View Scheduled Deletion cluster settings
gcloud CLI
You can use the gcloud dataproc clusters list command to confirm that a cluster has scheduled deletion enabled.
gcloud dataproc clusters list \ --region=REGION
... NAME WORKER_COUNT ... SCHEDULED_DELETE CLUSTER_ID NUMBER ... enabled ...
You can use the gcloud dataproc clusters describe command to check the cluster LifecycleConfig scheduled deletion settings.
gcloud dataproc clusters describe CLUSTER_NAME \ --region=REGION
... lifecycleConfig: autoDeleteTime: '2018-11-28T19:33:48.146Z' idleDeleteTtl: 1800s idleStartTime: '2018-11-28T18:33:48.146Z' ...
The autoDeleteTime and idleDeleteTtl are the scheduled deletion configuration values set on the cluster.

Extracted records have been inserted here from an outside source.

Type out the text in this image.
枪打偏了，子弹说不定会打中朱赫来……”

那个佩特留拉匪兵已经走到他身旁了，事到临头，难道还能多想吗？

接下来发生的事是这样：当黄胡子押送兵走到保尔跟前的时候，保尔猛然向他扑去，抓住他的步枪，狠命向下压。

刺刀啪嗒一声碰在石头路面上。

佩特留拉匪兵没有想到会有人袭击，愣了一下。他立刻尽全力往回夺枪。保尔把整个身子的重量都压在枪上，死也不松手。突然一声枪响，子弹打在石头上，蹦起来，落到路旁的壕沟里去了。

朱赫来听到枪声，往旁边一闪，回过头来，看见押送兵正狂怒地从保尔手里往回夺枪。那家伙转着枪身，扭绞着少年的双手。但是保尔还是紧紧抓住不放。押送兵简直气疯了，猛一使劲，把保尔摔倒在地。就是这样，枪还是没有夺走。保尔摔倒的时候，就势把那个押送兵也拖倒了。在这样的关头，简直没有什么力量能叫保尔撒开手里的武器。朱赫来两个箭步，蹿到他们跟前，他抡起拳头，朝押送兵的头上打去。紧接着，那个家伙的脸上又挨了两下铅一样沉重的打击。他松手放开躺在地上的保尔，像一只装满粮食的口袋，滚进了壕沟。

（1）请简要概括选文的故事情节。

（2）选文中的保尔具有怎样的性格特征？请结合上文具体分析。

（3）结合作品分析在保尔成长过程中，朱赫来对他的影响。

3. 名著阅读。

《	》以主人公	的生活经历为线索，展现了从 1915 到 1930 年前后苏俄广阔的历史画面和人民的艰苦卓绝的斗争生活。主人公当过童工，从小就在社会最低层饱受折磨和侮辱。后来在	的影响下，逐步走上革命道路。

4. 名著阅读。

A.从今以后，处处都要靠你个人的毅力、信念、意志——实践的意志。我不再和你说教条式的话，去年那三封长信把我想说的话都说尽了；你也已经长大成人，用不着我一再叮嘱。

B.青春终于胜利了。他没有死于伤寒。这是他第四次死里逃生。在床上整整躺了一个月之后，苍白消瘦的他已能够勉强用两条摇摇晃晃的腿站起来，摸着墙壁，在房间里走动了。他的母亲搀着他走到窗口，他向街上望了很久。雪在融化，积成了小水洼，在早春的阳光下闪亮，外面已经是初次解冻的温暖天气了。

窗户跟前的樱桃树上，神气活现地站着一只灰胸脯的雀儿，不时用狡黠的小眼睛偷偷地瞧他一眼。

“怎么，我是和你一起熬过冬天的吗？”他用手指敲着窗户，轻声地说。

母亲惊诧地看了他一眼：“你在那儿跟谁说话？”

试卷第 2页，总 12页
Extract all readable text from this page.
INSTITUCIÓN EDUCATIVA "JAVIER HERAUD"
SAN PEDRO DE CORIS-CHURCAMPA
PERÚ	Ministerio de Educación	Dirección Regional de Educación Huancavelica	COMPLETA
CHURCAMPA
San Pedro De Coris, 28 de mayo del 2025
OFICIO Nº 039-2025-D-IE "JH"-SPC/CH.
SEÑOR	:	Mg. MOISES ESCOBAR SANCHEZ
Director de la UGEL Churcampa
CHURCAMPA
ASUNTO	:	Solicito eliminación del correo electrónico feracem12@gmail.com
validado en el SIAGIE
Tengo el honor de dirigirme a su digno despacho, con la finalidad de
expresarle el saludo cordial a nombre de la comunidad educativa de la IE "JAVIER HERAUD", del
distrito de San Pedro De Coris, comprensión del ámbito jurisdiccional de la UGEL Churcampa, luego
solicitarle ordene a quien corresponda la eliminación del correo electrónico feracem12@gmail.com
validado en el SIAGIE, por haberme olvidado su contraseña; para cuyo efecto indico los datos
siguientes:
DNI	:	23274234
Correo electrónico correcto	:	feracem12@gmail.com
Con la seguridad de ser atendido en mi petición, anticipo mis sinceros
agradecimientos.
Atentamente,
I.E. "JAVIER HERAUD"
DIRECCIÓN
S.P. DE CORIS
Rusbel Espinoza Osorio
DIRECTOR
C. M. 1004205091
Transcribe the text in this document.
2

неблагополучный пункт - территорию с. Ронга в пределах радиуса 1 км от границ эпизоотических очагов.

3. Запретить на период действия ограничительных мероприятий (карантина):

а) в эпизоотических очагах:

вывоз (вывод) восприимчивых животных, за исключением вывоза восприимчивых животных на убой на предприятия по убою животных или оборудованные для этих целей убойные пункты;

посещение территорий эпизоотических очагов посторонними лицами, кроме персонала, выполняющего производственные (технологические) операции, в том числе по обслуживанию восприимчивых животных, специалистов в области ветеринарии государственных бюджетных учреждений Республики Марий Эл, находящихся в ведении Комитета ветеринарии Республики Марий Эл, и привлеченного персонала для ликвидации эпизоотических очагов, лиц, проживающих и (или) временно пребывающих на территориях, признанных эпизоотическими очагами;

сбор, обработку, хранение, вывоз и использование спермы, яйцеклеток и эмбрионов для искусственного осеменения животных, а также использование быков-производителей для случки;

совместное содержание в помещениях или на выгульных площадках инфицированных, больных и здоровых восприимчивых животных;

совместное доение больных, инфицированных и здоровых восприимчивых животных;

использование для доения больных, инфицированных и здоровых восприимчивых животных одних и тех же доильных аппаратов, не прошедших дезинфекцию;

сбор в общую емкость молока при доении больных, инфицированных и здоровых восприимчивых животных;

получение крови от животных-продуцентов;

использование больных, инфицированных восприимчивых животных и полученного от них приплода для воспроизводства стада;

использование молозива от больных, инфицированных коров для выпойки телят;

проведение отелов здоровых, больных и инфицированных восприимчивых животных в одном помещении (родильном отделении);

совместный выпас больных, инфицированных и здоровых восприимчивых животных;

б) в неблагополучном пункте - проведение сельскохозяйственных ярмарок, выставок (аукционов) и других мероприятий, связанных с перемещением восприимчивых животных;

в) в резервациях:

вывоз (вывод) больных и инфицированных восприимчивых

Dataproc generates the idleStartTime value, which is the latest cluster idle start time. Dataproc deletes the cluster if the cluster remains idle at idleStartTime + idleDeleteTtl.
REST API
You can make a clusters.list request to confirm that a cluster has scheduled deletion enabled.
Console
- You can view cluster scheduled deletion settings by selecting the cluster name from the Dataproc Clusters page in the Google Cloud console.
- From the clusters details page, select the Configuration tab. Go to the cluster configuration list to view scheduled deletion settings.